Face it, re-installations are a pain. However, its always a chance to put the best of plans into place and then find out how your plans ended up in the mess.
Well, all wasn't lost so far. The original plan was to software raid 1 (2x 120GB disks) the installation. Of course, greed took the better of me and i decided, i'd just use one whole disk as a separate data mount and if i need to backup, cron an rsync between disks. at least I'd have a bit more room to play with. But like that is ever going to happen.
Data issues, sigh. Unknown to most people, they normally have at least a terabyte of drive space lying around the house. Think about it. How many computers do you have. How many external firewire, usb drives do you have. Have you recently upgraded and have a couple of disks lying somewhere. And we haven't even started looking at optical media yet.
Sometimes, I feel like just getting a NAS with at least a terabyte and not having to worry about it for a year, and I still get the sinking feeling that 1 year is pushing it.
Doesn't sound realistic? if you happen to be like me. A total must to convert stuff to data. Because data is the most secure form of storage hey? So what if bytes corrode, hard disks crash and machines explode. You just got to like those blinking lights.
Distributed file systems. How much of a good idea is that? What redunancies should be put in place? Is my power bill going to shoot the roof? Right, now that we asked the right questions, lets start.
1) Identify all type of data stored
2) Classify your data in terms of importance and level of availability
3) Size each category and include potential growth trends
4) Say Yippee and pat your back
Obviously, if you haven't figured what I'm saying is that the important data needs to be backup. you can stick to normal scheduled disk/file copy or network transfers. nothing fancy, just auto windows SMB mapping and bat file for xcopy or rsync or scp -r.
Next think how readily available do I want this data. All the time? Alright, if you look at your list, put the following in order.
|| Important, Always available || Not Important, Always available ||
|| Important, Not always available || Not Important, Not always available ||
Saying that I can't draw a Cross here you, use your imagination.

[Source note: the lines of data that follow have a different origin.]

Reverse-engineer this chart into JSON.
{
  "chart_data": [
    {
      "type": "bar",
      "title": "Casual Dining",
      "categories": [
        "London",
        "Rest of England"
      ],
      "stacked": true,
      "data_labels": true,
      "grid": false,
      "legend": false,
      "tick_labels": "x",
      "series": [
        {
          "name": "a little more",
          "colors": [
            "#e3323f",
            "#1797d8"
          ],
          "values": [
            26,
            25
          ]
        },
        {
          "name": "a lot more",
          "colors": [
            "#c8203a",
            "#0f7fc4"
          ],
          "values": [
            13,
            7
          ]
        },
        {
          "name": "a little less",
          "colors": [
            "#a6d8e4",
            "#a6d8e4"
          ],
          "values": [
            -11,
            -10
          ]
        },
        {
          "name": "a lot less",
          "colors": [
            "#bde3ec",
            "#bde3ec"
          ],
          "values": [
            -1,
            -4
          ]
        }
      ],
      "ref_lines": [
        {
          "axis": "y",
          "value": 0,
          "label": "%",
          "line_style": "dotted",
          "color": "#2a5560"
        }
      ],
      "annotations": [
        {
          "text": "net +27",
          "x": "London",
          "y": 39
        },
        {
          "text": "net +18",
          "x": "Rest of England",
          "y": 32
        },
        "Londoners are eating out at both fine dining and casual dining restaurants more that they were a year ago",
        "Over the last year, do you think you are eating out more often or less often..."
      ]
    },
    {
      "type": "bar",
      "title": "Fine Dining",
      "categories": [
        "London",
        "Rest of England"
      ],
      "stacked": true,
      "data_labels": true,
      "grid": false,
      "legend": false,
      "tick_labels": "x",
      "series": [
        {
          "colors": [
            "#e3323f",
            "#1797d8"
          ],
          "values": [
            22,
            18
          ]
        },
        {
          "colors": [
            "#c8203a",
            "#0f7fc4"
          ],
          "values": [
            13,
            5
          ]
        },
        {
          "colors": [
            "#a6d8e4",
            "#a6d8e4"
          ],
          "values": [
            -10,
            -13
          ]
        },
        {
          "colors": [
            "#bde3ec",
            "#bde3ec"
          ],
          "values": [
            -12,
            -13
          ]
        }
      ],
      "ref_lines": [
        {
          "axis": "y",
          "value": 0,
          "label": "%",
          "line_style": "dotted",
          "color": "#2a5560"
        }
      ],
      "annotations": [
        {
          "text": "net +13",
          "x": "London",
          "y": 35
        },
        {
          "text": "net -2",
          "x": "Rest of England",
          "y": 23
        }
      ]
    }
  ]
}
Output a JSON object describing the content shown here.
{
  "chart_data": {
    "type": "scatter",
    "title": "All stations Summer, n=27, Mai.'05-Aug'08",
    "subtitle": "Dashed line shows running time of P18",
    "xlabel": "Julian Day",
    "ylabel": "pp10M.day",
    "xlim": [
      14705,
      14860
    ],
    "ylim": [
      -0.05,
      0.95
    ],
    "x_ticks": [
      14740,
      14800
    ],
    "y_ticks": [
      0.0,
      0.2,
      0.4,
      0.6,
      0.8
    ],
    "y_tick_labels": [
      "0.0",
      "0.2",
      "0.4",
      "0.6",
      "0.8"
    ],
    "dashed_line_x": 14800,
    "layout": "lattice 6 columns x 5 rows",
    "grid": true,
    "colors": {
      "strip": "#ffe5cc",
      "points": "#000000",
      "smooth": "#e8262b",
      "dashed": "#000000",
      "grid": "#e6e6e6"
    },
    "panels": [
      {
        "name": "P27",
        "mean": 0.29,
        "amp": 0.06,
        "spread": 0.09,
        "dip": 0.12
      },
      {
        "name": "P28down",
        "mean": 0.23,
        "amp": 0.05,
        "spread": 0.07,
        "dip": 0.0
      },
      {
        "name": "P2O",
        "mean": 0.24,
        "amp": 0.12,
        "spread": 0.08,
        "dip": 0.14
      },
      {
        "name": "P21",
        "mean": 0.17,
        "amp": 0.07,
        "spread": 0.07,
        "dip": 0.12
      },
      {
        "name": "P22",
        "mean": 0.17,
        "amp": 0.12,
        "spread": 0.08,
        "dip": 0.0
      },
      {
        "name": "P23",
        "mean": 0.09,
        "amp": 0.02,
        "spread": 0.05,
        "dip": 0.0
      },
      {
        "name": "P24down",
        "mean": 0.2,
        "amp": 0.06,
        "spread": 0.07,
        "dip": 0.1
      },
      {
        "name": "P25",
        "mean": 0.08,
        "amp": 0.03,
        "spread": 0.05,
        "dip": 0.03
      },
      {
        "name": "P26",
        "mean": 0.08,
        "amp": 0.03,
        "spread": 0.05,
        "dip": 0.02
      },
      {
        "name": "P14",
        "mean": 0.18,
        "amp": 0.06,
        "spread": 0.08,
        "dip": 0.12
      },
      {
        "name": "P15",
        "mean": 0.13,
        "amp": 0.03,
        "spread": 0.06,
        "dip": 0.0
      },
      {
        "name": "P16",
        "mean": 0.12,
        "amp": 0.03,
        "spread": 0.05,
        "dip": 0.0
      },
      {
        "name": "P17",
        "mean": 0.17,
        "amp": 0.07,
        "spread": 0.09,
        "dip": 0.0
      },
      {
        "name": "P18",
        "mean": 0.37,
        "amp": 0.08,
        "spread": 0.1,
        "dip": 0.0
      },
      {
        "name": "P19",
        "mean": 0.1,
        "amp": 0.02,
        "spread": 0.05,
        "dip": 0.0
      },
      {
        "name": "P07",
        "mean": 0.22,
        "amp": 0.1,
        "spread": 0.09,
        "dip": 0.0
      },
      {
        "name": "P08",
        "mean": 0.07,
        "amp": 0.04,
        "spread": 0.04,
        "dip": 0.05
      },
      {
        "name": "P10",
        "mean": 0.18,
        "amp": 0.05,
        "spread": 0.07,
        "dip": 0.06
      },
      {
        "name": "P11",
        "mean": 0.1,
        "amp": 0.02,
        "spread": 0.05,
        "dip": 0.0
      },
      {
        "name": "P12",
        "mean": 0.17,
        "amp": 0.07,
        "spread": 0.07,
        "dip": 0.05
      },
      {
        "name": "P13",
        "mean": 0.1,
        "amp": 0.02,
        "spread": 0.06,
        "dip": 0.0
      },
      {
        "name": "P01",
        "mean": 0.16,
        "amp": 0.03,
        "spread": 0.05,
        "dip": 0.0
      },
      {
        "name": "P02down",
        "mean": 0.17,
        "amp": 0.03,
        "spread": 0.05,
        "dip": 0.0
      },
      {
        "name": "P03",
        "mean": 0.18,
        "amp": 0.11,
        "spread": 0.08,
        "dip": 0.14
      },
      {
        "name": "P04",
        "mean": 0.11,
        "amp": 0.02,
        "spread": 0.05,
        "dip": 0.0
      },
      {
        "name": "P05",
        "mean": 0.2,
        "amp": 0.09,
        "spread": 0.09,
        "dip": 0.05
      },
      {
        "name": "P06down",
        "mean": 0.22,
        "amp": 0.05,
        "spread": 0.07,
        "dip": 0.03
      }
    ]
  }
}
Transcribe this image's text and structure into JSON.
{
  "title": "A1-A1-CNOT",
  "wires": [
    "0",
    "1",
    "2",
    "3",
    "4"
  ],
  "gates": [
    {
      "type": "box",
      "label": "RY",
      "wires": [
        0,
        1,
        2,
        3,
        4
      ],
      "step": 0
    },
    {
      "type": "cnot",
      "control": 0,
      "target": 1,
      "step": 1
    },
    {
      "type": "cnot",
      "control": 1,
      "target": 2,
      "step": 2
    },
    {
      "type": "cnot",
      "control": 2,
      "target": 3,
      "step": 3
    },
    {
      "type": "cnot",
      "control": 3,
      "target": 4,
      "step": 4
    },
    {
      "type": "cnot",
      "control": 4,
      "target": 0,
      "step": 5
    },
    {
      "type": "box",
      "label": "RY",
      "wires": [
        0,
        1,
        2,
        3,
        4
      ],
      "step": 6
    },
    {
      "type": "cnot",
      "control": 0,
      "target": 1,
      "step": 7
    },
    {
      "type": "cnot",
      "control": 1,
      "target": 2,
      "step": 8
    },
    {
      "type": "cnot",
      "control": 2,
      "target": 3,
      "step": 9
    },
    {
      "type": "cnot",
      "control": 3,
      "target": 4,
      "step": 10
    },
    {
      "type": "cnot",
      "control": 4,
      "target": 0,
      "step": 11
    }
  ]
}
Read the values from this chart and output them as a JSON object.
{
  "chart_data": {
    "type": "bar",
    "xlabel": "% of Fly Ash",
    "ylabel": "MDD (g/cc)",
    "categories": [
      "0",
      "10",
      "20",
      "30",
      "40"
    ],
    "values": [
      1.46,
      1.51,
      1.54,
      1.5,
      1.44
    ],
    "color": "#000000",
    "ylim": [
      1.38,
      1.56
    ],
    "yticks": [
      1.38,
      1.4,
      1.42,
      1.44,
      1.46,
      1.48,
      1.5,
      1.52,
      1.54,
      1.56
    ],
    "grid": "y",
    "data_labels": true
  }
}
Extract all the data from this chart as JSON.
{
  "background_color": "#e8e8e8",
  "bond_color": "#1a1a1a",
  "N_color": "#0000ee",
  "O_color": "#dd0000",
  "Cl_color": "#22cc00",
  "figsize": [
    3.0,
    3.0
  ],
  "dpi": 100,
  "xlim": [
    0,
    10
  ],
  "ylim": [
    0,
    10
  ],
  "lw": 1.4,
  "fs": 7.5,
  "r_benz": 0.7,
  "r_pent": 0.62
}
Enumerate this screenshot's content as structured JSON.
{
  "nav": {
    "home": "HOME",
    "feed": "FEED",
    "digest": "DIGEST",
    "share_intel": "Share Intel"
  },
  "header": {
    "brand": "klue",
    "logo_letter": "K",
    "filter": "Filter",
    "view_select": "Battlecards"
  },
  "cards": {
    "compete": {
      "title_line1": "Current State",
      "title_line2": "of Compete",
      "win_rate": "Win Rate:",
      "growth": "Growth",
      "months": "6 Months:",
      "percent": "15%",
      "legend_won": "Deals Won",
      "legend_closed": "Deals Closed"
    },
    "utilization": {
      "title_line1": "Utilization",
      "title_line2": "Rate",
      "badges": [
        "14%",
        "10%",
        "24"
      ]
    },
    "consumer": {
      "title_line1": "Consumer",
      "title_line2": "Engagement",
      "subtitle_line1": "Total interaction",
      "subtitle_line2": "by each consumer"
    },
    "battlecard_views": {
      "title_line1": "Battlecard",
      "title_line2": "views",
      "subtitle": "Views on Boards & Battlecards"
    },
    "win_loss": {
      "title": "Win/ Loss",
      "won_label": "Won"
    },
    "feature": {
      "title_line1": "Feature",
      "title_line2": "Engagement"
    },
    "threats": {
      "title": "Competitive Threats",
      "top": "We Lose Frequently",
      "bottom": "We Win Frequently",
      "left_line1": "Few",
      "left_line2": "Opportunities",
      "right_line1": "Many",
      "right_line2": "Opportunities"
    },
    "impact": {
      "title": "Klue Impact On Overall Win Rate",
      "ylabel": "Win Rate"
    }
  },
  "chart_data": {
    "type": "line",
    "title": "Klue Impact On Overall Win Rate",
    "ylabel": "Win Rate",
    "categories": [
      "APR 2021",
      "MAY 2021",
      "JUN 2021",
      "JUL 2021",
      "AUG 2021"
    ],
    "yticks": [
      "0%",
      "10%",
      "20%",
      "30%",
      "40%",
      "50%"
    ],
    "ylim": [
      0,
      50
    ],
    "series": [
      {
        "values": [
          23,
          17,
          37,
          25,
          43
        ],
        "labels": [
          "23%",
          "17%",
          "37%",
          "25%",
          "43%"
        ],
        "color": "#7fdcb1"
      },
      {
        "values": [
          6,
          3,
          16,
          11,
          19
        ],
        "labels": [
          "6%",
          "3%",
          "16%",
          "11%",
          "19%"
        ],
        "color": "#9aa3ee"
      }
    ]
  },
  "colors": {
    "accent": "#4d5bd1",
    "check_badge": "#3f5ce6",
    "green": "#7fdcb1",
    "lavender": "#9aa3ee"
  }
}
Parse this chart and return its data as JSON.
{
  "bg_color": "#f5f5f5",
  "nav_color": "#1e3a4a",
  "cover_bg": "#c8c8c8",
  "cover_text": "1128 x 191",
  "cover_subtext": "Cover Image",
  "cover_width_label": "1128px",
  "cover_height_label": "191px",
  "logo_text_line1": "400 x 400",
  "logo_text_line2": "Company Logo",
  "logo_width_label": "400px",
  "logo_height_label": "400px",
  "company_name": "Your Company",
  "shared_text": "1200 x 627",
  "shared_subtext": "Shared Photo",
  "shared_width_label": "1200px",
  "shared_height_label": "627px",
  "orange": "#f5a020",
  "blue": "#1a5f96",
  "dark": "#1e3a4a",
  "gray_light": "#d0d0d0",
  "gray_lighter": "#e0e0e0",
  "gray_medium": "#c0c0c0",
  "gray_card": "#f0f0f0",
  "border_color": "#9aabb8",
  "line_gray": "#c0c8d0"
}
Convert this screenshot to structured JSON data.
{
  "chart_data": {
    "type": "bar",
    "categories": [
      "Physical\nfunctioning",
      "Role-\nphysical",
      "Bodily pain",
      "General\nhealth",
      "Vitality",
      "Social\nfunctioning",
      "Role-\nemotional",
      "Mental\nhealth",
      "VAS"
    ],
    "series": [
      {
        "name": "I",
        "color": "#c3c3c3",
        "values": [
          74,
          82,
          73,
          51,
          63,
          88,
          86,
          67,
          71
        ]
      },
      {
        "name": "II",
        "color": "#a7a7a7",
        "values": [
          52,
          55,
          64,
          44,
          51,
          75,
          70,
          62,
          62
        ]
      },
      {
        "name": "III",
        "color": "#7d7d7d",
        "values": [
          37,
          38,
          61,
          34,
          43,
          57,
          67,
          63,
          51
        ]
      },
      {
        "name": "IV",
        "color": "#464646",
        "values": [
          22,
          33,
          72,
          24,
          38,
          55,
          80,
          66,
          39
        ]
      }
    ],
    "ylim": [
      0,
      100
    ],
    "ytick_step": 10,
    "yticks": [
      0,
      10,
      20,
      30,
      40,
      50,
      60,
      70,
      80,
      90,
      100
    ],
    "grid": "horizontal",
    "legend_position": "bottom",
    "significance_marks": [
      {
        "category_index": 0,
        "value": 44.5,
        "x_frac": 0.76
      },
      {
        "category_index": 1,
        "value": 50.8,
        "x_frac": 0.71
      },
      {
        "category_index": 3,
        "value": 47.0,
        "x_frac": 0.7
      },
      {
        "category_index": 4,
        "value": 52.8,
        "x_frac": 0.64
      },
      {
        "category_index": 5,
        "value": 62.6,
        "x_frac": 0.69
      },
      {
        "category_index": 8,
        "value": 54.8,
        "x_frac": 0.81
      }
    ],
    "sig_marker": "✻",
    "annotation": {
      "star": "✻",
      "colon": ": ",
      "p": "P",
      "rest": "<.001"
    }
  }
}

Take the first layer and allocate the data in your server (machine that is always on). If that machine has 2 disks and you have the space for backup, make a backup schedule between disks. If not schedule a network copy to your other machine. Removable disk do count as additional disks)
So, you have one stable machine you plan on leaving on connected to your broadband router with NAT and server software with the spare firewire drive lying around stuck to it for backups.
You might feel really proud of yourself right now.